The International Monetary Fund (IMF) says it welcomes the Nigerian central bank’s policy of restricting foreign exchange liquidity and increasing the cash reserve requirement (CRR).
The IMF mentioned this in the final 2022 Article IV Mission Statement.
At the last meeting of the monetary policy committee held on September 27, 2022, the main bank of Nigeria agreed to increase its benchmark monetary policy rate to 15.5% and also increase the CRR by 32.5%.
The central bank made this decision as part of its collective strategy to address Nigeria’s skyrocketing inflation rate. At said meeting, the members of the committee unanimously voted to raise the Monetary Policy Rate (TPM) and the Cash Requirement (CRR).
What the IMF says: The International Monetary Fund (IMF) is siding with the central bank’s policy of raising the rate by about 4% now (from May 2022).
- “The mission welcomed the steps taken by the Central Bank of Nigeria (CBN) to restrict liquidity and curb inflationary pressures by raising the monetary policy rate (MPR) in a cumulative 400 basis points and raising the cash reserve ratio (CRR).”
- The IMF is also of the opinion that despite the 400 basis point increase in the MPR, it is still well below the rate of inflation, suggesting that it is not enough to fuel credit expansion.
- “However, general conditions remain accommodative: the MPR is below inflation and the funding provided to the budget and the CBN’s targeted lending schemes continue to drive strong monetary expansion.”
- In recommending the way forward, the IMF also suggested that the central bank should consider a further MPR increase. “to send an adjustment signal” as well as the phasing out of intervention programs that many have blamed for heating up the economy.
What does this mean: The IMF’s support for the central bank’s tighter monetary policy will be a big boost for the main bank which is meeting this week to decide the next course of action in the fight against inflation.

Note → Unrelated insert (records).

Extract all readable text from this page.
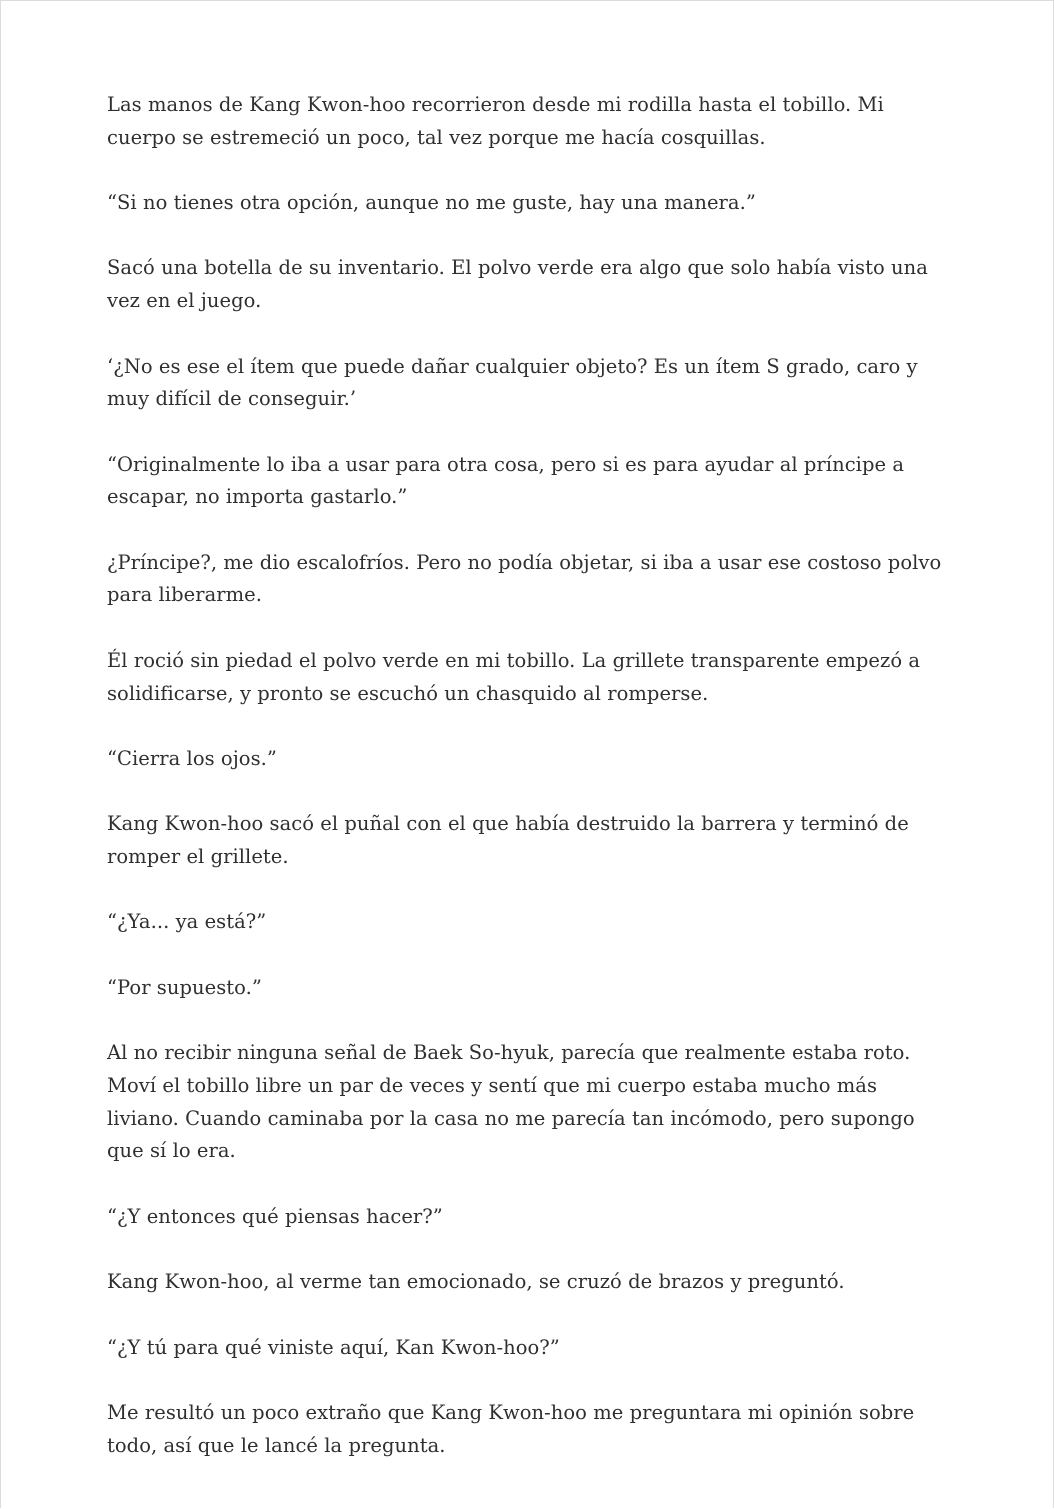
Las manos de Kang Kwon-hoo recorrieron desde mi rodilla hasta el tobillo. Mi cuerpo se estremeció un poco, tal vez porque me hacía cosquillas.

“Si no tienes otra opción, aunque no me guste, hay una manera.”

Sacó una botella de su inventario. El polvo verde era algo que solo había visto una vez en el juego.

‘¿No es ese el ítem que puede dañar cualquier objeto? Es un ítem S grado, caro y muy difícil de conseguir.’

“Originalmente lo iba a usar para otra cosa, pero si es para ayudar al príncipe a escapar, no importa gastarlo.”

¿Príncipe?, me dio escalofríos. Pero no podía objetar, si iba a usar ese costoso polvo para liberarme.

Él roció sin piedad el polvo verde en mi tobillo. La grillete transparente empezó a solidificarse, y pronto se escuchó un chasquido al romperse.

“Cierra los ojos.”

Kang Kwon-hoo sacó el puñal con el que había destruido la barrera y terminó de romper el grillete.

“¿Ya... ya está?”

“Por supuesto.”

Al no recibir ninguna señal de Baek So-hyuk, parecía que realmente estaba roto. Moví el tobillo libre un par de veces y sentí que mi cuerpo estaba mucho más liviano. Cuando caminaba por la casa no me parecía tan incómodo, pero supongo que sí lo era.

“¿Y entonces qué piensas hacer?”

Kang Kwon-hoo, al verme tan emocionado, se cruzó de brazos y preguntó.

“¿Y tú para qué viniste aquí, Kan Kwon-hoo?”

Me resultó un poco extraño que Kang Kwon-hoo me preguntara mi opinión sobre todo, así que le lancé la pregunta.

- Analysts believe the central bank may consider another rate hike when it meets on Monday and Tuesday of this week.
- This is also supported by the Nigerian inflation rate, which has risen again to 21.09%, taking a toll on the main bank’s stocks to stem the rise.
- But while the central bank will like the IMF’s opinion on its policy, Nigerian banks will not.
- Commercial banks have suffered trillions of naira in central bank debits and have complained that this reduces their net interest income.
About the IMF final statement: A concluding statement describes the preliminary conclusions of IMF staff at the end of an official staff visit (or ‘mission’), in most cases to a member country. The IMF also affirms that the views expressed in this statement are those of IMF staff and do not necessarily represent the views of the IMF Executive Board.
The charge IMF supports CBN CRR policy, proposes higher TPM first appeared in Nairametry.